Marla Lipkin

I look for light; that quality of light that defines the mood, that describes the landscape, whether it’s overcast, brilliant, or the setting sun. We get a different effect, always different and quite inspiring. It’s always like that when I go to The Cape. From the tip of Provincetown, by the rocks that take you to the sandbar where Long Point Light resides, that is a wonder of light. Fifty miles out at sea, this is a place of very magical light. I’ve painted many works from there – all are different, yet they are from the same location – just a slight turn of the head – and you see the dunes, violet at dusk. Straight ahead, and you get the reds and oranges flying off the water! Or, the most brilliant blue sky with hugh puffs of clouds riding high – all reflected in the marsh at high tide.

The northeast coast is a great adventure to paint. But it’s not the tightly realist canvas that I’m after. It’s the personal and emotional relationship I feel for what I’m looking at as an artist – abstracted and interpreted. I want you to feel like you can walk into that landscape, feel the air, the grass blowing in the wind, engulfed in the light. I want you to know the place, as I do.

Biography

Marla Lipkin was born in the Bronx in New York City. She still lives in New York, with her studio in Long Island City. She graduated from Music and Art High School, went onto The Cooper Union School of Art, Architecture and Engineering, where she studied painting with Paul Resika, Leland Bell and Marcia Marcus. The artist also has a Masters from Hunter College.

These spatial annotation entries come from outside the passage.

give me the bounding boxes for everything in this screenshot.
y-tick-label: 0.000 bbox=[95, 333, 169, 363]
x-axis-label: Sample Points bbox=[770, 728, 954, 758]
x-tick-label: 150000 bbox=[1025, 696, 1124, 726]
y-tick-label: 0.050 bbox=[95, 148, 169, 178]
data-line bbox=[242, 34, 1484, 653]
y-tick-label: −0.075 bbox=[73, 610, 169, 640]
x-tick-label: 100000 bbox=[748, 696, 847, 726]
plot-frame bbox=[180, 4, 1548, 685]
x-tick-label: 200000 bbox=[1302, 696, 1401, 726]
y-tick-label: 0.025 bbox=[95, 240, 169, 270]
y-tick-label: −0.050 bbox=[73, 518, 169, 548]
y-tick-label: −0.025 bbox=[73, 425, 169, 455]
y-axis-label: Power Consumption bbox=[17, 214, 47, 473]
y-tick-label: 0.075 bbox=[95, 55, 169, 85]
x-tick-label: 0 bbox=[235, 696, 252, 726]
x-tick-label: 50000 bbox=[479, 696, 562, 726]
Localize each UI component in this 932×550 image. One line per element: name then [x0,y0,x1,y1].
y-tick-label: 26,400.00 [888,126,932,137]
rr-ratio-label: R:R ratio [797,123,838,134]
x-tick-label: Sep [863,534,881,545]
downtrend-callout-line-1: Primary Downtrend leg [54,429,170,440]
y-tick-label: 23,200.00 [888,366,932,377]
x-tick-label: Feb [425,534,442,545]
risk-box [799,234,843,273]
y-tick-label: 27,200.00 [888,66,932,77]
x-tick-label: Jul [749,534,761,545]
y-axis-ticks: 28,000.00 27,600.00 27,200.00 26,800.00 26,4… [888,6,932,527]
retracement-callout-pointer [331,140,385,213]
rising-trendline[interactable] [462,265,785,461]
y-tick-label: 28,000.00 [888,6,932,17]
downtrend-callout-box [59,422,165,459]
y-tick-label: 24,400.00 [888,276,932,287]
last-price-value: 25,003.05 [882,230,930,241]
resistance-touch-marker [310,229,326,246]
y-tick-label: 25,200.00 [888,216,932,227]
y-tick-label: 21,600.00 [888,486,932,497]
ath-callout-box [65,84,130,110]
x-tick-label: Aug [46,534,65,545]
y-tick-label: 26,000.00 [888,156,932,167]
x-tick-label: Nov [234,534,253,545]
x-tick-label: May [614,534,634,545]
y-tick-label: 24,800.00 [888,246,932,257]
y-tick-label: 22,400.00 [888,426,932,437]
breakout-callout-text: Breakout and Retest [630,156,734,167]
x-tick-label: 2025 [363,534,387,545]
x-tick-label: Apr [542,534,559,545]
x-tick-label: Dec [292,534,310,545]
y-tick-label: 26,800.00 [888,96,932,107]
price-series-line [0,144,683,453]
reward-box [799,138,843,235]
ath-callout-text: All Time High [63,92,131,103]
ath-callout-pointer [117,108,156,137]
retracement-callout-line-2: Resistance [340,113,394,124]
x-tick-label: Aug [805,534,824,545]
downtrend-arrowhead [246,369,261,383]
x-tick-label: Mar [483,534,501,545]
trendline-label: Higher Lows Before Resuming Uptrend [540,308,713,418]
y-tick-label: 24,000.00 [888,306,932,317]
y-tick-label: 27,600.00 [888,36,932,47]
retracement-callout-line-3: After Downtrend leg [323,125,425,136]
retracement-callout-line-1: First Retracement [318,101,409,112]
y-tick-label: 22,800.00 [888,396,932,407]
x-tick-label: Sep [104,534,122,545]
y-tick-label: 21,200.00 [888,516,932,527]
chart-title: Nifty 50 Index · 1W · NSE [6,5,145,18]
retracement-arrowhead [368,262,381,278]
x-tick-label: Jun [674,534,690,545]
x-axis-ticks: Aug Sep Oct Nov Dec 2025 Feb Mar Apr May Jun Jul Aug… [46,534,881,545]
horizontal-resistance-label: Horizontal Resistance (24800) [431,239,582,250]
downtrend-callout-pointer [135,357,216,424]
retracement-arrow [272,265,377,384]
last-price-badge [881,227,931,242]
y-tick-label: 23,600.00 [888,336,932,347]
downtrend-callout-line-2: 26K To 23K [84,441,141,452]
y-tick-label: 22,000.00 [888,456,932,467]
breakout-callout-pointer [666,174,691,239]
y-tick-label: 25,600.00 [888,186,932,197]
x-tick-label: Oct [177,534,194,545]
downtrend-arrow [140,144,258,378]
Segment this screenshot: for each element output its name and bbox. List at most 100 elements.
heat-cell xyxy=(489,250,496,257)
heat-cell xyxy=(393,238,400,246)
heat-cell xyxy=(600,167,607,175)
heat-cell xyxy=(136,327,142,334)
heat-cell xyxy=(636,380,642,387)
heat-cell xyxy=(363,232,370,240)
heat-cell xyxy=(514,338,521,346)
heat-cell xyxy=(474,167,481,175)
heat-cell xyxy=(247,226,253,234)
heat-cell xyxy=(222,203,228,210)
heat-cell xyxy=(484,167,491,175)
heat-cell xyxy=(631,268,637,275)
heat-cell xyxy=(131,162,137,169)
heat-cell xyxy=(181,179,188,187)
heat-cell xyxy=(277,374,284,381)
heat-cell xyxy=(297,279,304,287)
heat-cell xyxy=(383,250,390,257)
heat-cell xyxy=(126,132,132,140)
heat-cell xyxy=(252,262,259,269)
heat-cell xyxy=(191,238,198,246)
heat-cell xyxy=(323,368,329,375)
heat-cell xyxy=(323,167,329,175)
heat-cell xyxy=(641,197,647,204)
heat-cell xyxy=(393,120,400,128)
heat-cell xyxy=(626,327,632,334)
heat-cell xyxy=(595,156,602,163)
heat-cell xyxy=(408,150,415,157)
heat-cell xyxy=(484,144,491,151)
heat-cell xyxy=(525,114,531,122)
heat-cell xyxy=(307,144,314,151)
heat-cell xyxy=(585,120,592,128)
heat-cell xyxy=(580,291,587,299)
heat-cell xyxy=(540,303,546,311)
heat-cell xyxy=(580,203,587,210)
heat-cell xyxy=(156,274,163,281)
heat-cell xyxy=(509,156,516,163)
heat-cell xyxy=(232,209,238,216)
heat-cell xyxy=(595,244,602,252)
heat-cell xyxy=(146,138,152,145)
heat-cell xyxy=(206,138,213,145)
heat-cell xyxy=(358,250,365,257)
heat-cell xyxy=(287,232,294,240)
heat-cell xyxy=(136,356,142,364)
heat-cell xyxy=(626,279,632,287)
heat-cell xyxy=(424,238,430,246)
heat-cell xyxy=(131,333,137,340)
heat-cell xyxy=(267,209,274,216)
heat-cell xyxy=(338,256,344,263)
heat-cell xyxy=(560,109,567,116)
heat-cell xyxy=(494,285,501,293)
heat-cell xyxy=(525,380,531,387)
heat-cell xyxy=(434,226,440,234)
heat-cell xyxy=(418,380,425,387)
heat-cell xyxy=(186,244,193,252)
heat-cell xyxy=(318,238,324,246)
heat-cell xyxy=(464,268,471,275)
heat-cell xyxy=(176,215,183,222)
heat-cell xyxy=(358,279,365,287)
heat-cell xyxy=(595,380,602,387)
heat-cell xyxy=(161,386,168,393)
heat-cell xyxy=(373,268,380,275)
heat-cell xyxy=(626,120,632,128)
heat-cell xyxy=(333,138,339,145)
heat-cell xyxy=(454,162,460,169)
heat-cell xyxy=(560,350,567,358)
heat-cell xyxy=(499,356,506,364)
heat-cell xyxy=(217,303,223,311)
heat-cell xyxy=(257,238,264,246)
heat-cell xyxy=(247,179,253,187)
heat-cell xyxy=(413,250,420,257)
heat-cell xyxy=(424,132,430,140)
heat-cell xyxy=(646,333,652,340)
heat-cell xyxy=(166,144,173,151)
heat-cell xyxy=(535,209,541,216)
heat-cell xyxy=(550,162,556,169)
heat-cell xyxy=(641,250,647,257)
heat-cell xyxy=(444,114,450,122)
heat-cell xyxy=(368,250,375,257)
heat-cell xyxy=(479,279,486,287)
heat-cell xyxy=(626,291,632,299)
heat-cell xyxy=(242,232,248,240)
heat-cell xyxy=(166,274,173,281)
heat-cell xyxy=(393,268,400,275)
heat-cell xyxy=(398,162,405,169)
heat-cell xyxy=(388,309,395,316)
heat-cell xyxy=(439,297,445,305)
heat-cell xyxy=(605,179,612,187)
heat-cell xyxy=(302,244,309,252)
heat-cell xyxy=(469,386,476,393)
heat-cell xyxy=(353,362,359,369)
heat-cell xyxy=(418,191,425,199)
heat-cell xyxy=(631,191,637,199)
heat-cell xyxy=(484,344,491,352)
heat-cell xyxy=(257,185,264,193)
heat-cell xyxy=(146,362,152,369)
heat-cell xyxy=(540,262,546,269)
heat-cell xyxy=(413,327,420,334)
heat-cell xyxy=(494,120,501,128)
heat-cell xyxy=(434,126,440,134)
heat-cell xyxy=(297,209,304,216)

Ms. Lipkin has enjoyed several residencies. Her earliest – while still at Cooper Union was at the Provincetown Workshop, where she studied with Victor Candell and Leo Manso. When she graduated from Cooper, Ms. Lipkin went to the South of France for the winter/spring residency at the Michael Karolyi Foundation in Vence. Since then, she has been invited more than once to the Edna Saint Vincent Millay Colony for the Arts in Austerlitz, NY.

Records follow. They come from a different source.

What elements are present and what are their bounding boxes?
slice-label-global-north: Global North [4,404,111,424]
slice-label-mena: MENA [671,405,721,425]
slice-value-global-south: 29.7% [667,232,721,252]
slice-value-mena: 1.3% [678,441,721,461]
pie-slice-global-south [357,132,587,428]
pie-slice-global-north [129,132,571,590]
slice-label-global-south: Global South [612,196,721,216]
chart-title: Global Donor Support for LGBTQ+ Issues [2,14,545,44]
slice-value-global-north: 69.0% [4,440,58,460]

Traveling to Cape Cod and Southern Maine are her most constant sources of material and inspiration. On recent visits to the Florida Keys, the small mangrove islands at sea have caught her imagination. She is currently working on a series of Island at Sea paintings which capture deep turquoise waters and fantastic late day light. Ms. Lipkin continues to work on her passion of exploring light near to or by the sea, whether it’s the northeast or the southern Atlantic.